CAF Video Initiative - Norman Perttula, FAIA

A native of Duluth, Minnesota and a graduate of the architectural program at the University of Minnesota, Perttula earned a scholarship to Harvard for graduate school where he met Piet van Dijk. Both ended up recruited by Eero Saarinen to his office to work on iconic projects that defined the best of Modern Architecture in America.

In his five years at Saarinen’s office in Birmingham, Michigan, Perttula would be a part of the team that designed the University of Chicago’s Law School Library (1959) and TWA’s International Terminal at New York’s JFK Airport (1960). He captained Saarinen’s architectural team that designed the Dulles International Air Terminal in Washington, D.C. (1962). As Saarinen was planning to relocate his office to Connecticut, Piet van Dijk recommended Norm for the Director of Design position at Dalton Dalton Newport, Cleveland’s powerhouse architectural and engineering firm.
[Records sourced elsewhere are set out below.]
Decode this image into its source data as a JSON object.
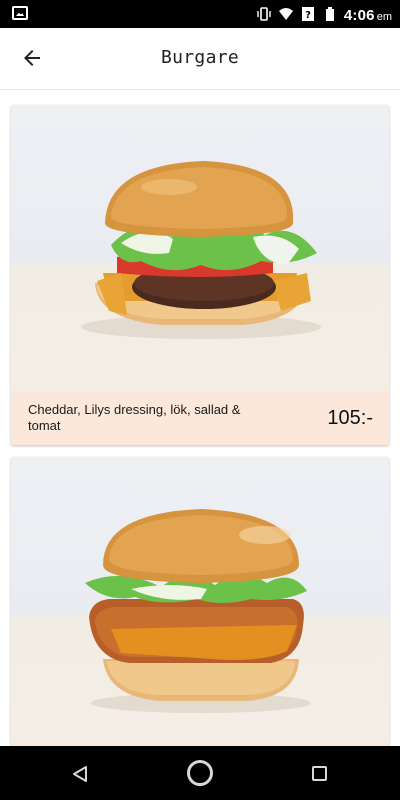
{
  "status": {
    "time": "4:06",
    "ampm": "em"
  },
  "app_bar": {
    "title": "Burgare"
  },
  "items": [
    {
      "description": "Cheddar, Lilys dressing, lök, sallad & tomat",
      "price": "105:-"
    },
    {
      "description": "",
      "price": ""
    }
  ],
  "colors": {
    "footer": "#fbe8db",
    "statusbar": "#000000"
  }
}
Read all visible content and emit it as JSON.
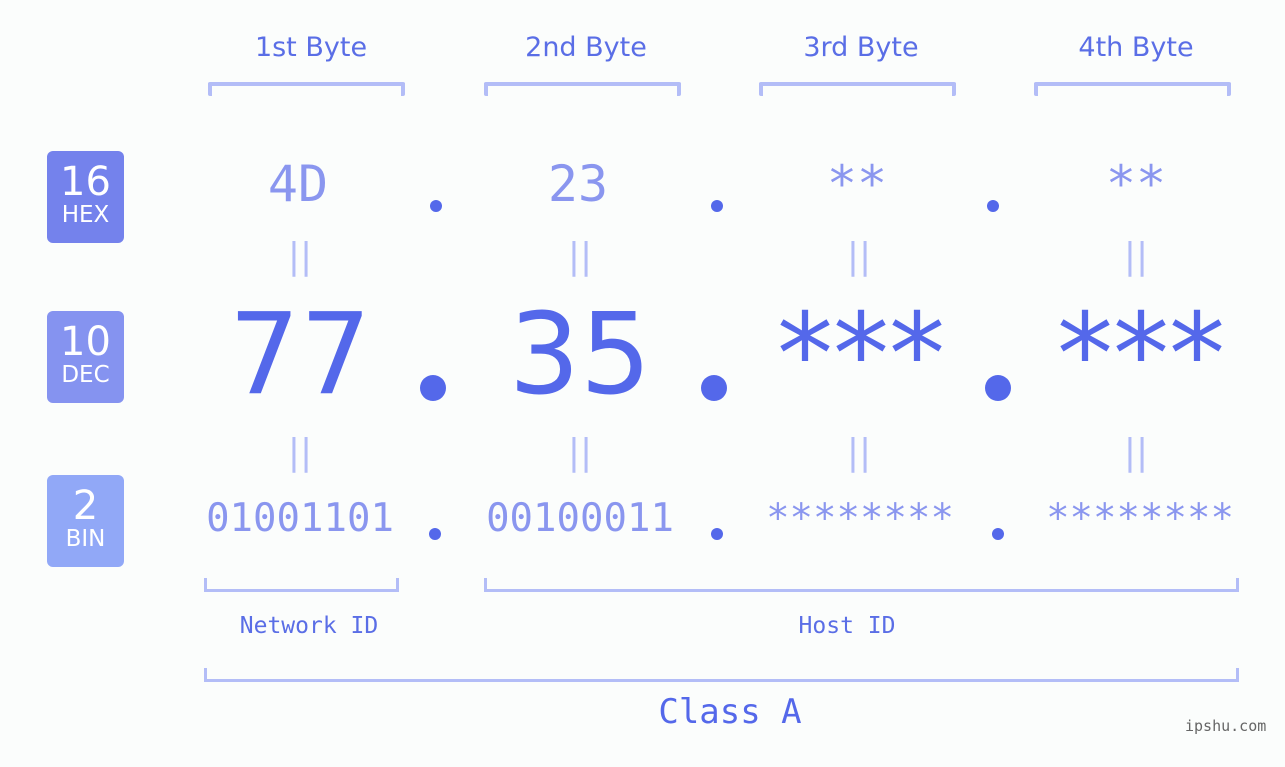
{
  "headers": [
    "1st Byte",
    "2nd Byte",
    "3rd Byte",
    "4th Byte"
  ],
  "badges": [
    {
      "num": "16",
      "label": "HEX",
      "color": "#7482ec"
    },
    {
      "num": "10",
      "label": "DEC",
      "color": "#8593f0"
    },
    {
      "num": "2",
      "label": "BIN",
      "color": "#91a8f7"
    }
  ],
  "hex": [
    "4D",
    "23",
    "**",
    "**"
  ],
  "dec": [
    "77",
    "35",
    "***",
    "***"
  ],
  "bin": [
    "01001101",
    "00100011",
    "********",
    "********"
  ],
  "equals": "=",
  "network_label": "Network ID",
  "host_label": "Host ID",
  "class_label": "Class A",
  "watermark": "ipshu.com"
}
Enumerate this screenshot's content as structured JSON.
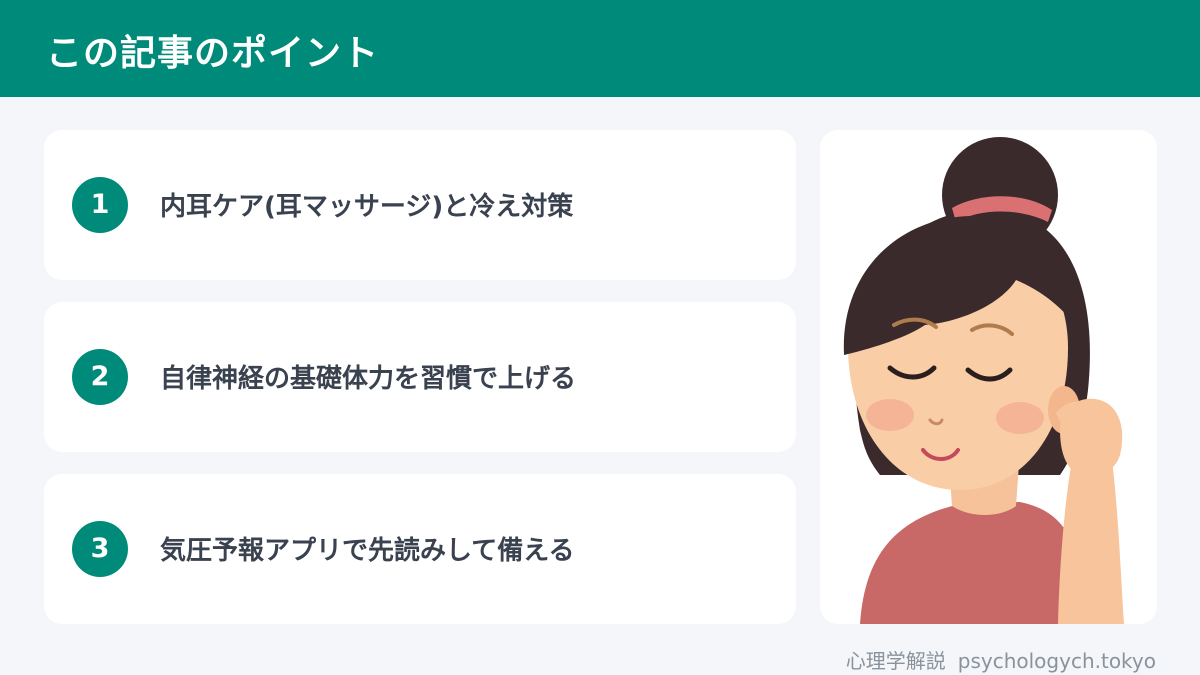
{
  "header": {
    "title": "この記事のポイント"
  },
  "points": [
    {
      "number": "1",
      "text": "内耳ケア(耳マッサージ)と冷え対策"
    },
    {
      "number": "2",
      "text": "自律神経の基礎体力を習慣で上げる"
    },
    {
      "number": "3",
      "text": "気圧予報アプリで先読みして備える"
    }
  ],
  "footer": {
    "site_name": "心理学解説",
    "domain": "psychologych.tokyo"
  },
  "colors": {
    "accent": "#008a7a",
    "text": "#3a4250",
    "background": "#f4f6f9"
  }
}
With impressive projects on DDN plate, Perttula moved his family to Cleveland in 1961 and dug in. Eero Saarinen died unexpectedly in September 1961 during surgery for a brain tumor at the age of 51. Perttula’s 1973 Cleveland Arts Prize citation – awarded after only 12 years in town, correctly cited, “his great skill at handling large complicated developments. His own beautiful drawings show a close involvement with every detail of his buildings.” Among the projects cited that exemplify these challenges—and Perttula’s signature gifts—is the world headquarters he designed for B. F. Goodrich in Akron, Ohio in 1971, the keystone of a major urban renewal project. A three-level bridge connects the new building to the historic existing manufacturing and office facilities; the Ohio Bell Corporate Data Center in Brecksville, Ohio (1973); Springfield College Library in Springfield, Massachusetts (1973); Ohio University Library in Athens, Ohio (Phase One, 1967; Phase Two, 1971); Cleveland State University’s main classroom building (1971); Lakeland Community College in Lake County (1969, 1971, 1973); and Park Centre – now Reserve Square, a bold experiment at that time in downtown living that combined a multilevel enclosed shopping mall, recreational facilities and indoor parking with 1,000 apartment units completed in 1973.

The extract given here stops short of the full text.